As we got closer to the time they had to leave, Kaia became visibly sad. She kept insisting she didn’t want them to go, and that she wanted to go with them. She said she wanted to go to Italy (where they are going next) and Melbourne with them. She even tried to put on her jacket and shoes to go with them. As the cab got packed up and they left, Kaia cried for a long time. Chris tried to comfort her and hold her, but she just kept crying. Finally, he consoled her with some Peppa Pig screen time, which of course, got her to immediately stop crying. She was fixated on the Peppa and George fight, apparently. Later on, she still kept saying she wanted to go to Melbourne with them.

My heart always aches in these situations. I really love seeing Chris’s parents get along so well with Kaia, and I love that she has a deep attachment to both of them. I myself also feel pretty sad when Chris’s parents leave. Even though I always get questions about how crowded and packed our apartment must feel, I genuinely don’t mind it at all. I do not say that to seem like a good sport or to create some facade of a perfect in-laws relationship; I truly mean it. I always look forward to their visits every year, and I look forward to seeing them when we go back to Melbourne in December. I don’t really care about giving up my bed for them since our sofa bed is actually quite comfortable. We have two bathrooms now, which makes the whole morning/evening routine a lot smoother. Unlike what Chris says about his parents, I think they are very “go-with-the-flow.” Even when we lived in our shoebox apartment on the Upper East Side and shared the space with them, I found it fun and enjoyable. They never once complained and always made the best of the experiences; they made it seem like an adventure since they’re so used to having a lot of space. At the end of the day, neither of them really came all this way to be a tourist in New York City; they came to spend time with their son and his wife, and now their granddaughter. I’ve always loved preparing food for them, and they are always happy to eat it (with the occasional complaint about being “stuffed to the gills” from his mom…) and make it very clear that they appreciate my efforts and skills. If there is one thing you cannot fault, it’s someone’s ability to always show appreciation for others. Chris’s parents never fail in this regard, even in the simplest things done for them (e.g…. when you place in the bathroom… a NEW SOAP BAR). It’s also nice to change up our usual routine and have other family and loved ones in our home. It’s more lively and more fun.

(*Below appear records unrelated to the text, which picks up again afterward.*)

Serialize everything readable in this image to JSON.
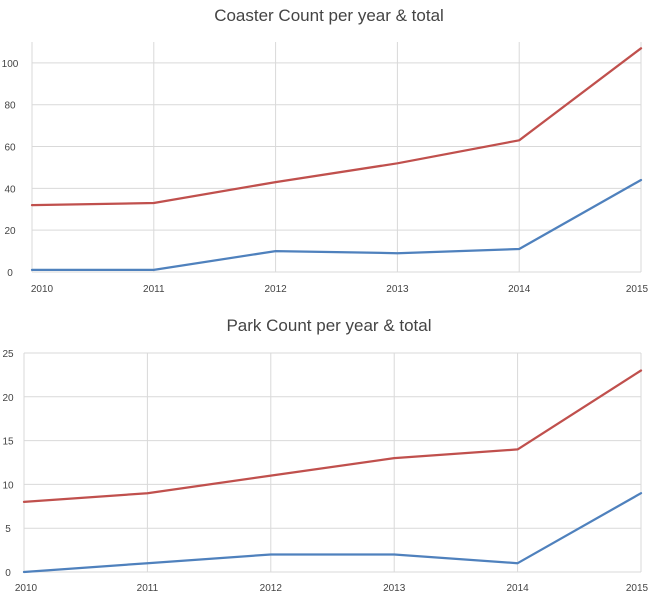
{
  "chart_data": [
    {
      "type": "line",
      "title": "Coaster Count per year & total",
      "categories": [
        "2010",
        "2011",
        "2012",
        "2013",
        "2014",
        "2015"
      ],
      "ylim": [
        0,
        110
      ],
      "yticks": [
        0,
        20,
        40,
        60,
        80,
        100
      ],
      "grid": true,
      "series": [
        {
          "color": "#4f81bd",
          "values": [
            1,
            1,
            10,
            9,
            11,
            44
          ]
        },
        {
          "color": "#c0504d",
          "values": [
            32,
            33,
            43,
            52,
            63,
            107
          ]
        }
      ]
    },
    {
      "type": "line",
      "title": "Park Count per year & total",
      "categories": [
        "2010",
        "2011",
        "2012",
        "2013",
        "2014",
        "2015"
      ],
      "ylim": [
        0,
        25
      ],
      "yticks": [
        0,
        5,
        10,
        15,
        20,
        25
      ],
      "grid": true,
      "series": [
        {
          "color": "#4f81bd",
          "values": [
            0,
            1,
            2,
            2,
            1,
            9
          ]
        },
        {
          "color": "#c0504d",
          "values": [
            8,
            9,
            11,
            13,
            14,
            23
          ]
        }
      ]
    }
  ]
}
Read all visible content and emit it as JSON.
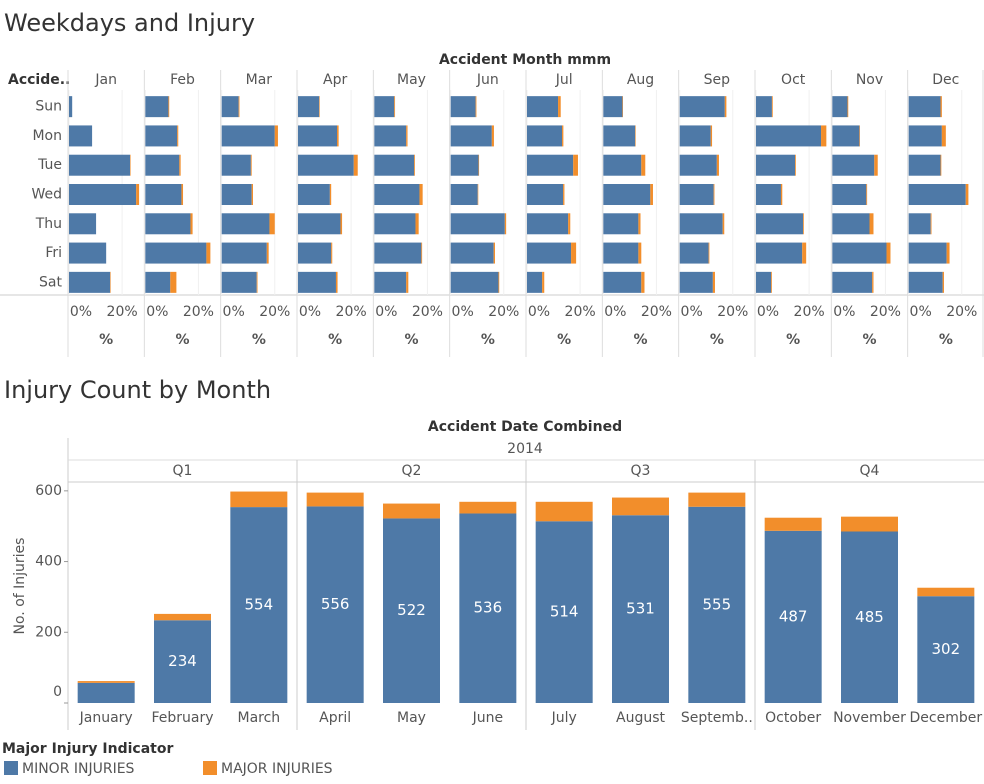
{
  "chart_data": [
    {
      "type": "bar",
      "orientation": "horizontal",
      "stacked": true,
      "title": "Weekdays and Injury",
      "column_title": "Accident Month mmm",
      "row_title": "Accide..",
      "panels": [
        "Jan",
        "Feb",
        "Mar",
        "Apr",
        "May",
        "Jun",
        "Jul",
        "Aug",
        "Sep",
        "Oct",
        "Nov",
        "Dec"
      ],
      "categories": [
        "Sun",
        "Mon",
        "Tue",
        "Wed",
        "Thu",
        "Fri",
        "Sat"
      ],
      "series": [
        {
          "color": "#4e79a7",
          "values": [
            [
              1.2,
              8.7,
              23,
              25.3,
              10.2,
              14,
              15.5
            ],
            [
              8.7,
              12,
              12.8,
              13.6,
              17,
              23,
              9.4
            ],
            [
              6.4,
              20,
              11,
              11.3,
              18,
              17,
              13.2
            ],
            [
              8,
              14.7,
              21,
              12,
              16,
              12.5,
              14.3
            ],
            [
              7.5,
              12,
              15,
              17,
              15.5,
              17.7,
              12
            ],
            [
              9.4,
              15.5,
              10.5,
              10.2,
              20.4,
              16.2,
              18
            ],
            [
              11.7,
              13.2,
              17.4,
              13.6,
              15.5,
              16.6,
              5.7
            ],
            [
              7.2,
              12,
              14.3,
              17.7,
              13.2,
              13.2,
              14.3
            ],
            [
              17,
              11.7,
              14,
              12.8,
              16.2,
              10.9,
              12.5
            ],
            [
              6,
              24.5,
              14.7,
              9.4,
              17.7,
              17.4,
              5.7
            ],
            [
              5.7,
              10.2,
              15.8,
              12.8,
              14,
              20.4,
              15
            ],
            [
              12,
              12.5,
              12,
              21.5,
              8.3,
              14.3,
              12.8
            ]
          ]
        },
        {
          "color": "#f28e2b",
          "values": [
            [
              0,
              0,
              0.2,
              1.1,
              0,
              0,
              0.2
            ],
            [
              0.3,
              0.4,
              0.5,
              0.6,
              0.8,
              1.5,
              2.3
            ],
            [
              0.3,
              1.2,
              0.3,
              0.5,
              2,
              0.7,
              0.3
            ],
            [
              0.2,
              0.6,
              1.5,
              0.5,
              0.6,
              0.4,
              0.6
            ],
            [
              0.3,
              0.5,
              0.3,
              1.2,
              1.2,
              0.3,
              0.8
            ],
            [
              0.3,
              0.8,
              0.2,
              0.2,
              0.5,
              0.5,
              0.3
            ],
            [
              1,
              0.5,
              1.8,
              0.5,
              0.8,
              1.9,
              0.8
            ],
            [
              0.2,
              0.2,
              1.5,
              1,
              0.8,
              1.1,
              1.2
            ],
            [
              0.6,
              0.5,
              0.8,
              0.3,
              0.6,
              0.3,
              0.8
            ],
            [
              0.3,
              2,
              0.3,
              0.5,
              0.3,
              1.5,
              0.3
            ],
            [
              0.3,
              0.2,
              1.3,
              0.3,
              1.5,
              1.5,
              0.5
            ],
            [
              0.5,
              1.5,
              0.3,
              1,
              0.3,
              1.1,
              0.5
            ]
          ]
        }
      ],
      "xlim": [
        0,
        28
      ],
      "xticks": [
        {
          "value": 0,
          "label": "0%"
        },
        {
          "value": 20,
          "label": "20%"
        }
      ],
      "xlabel": "%"
    },
    {
      "type": "bar",
      "orientation": "vertical",
      "stacked": true,
      "title": "Injury Count by Month",
      "column_title": "Accident Date Combined",
      "year": "2014",
      "quarters": [
        "Q1",
        "Q2",
        "Q3",
        "Q4"
      ],
      "categories": [
        "January",
        "February",
        "March",
        "April",
        "May",
        "June",
        "July",
        "August",
        "Septemb..",
        "October",
        "November",
        "December"
      ],
      "series": [
        {
          "name": "MINOR INJURIES",
          "color": "#4e79a7",
          "values": [
            57,
            234,
            554,
            556,
            522,
            536,
            514,
            531,
            555,
            487,
            485,
            302
          ]
        },
        {
          "name": "MAJOR INJURIES",
          "color": "#f28e2b",
          "values": [
            5,
            18,
            44,
            39,
            42,
            33,
            55,
            50,
            40,
            37,
            42,
            24
          ]
        }
      ],
      "ylabel": "No. of Injuries",
      "ylim": [
        0,
        625
      ],
      "yticks": [
        0,
        200,
        400,
        600
      ],
      "legend_title": "Major Injury Indicator"
    }
  ]
}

I also am briefly reminded in recent years of how my parents never visit, but it’s not like I romanticize what their visits could be like. They are not adaptable. They are absolutely not “go with the flow.” They complain about almost everything, see fault in everything, and rarely show outward appreciation for anything done for them. They zero in on the things they do for me and how I apparently have not shown appreciation towards them. It’s a game of, “How can we gaslight our child the most?” That’s not the kind of game I enjoy.

In the back of my mind, though, I still wish I had a better relationship with my parents. I wish I could be more open and honest with them. I wish I had their emotional support. I wish they could be close to Kaia the way that Chris’s parents are to her. But it’s a wish that will never be granted. They don’t want to make the effort, and well, I cannot sacrifice my sense of self and sanity and give them that much more time with her. “It is what it is,” as Chris always says. And lots of truths are sad and hurt.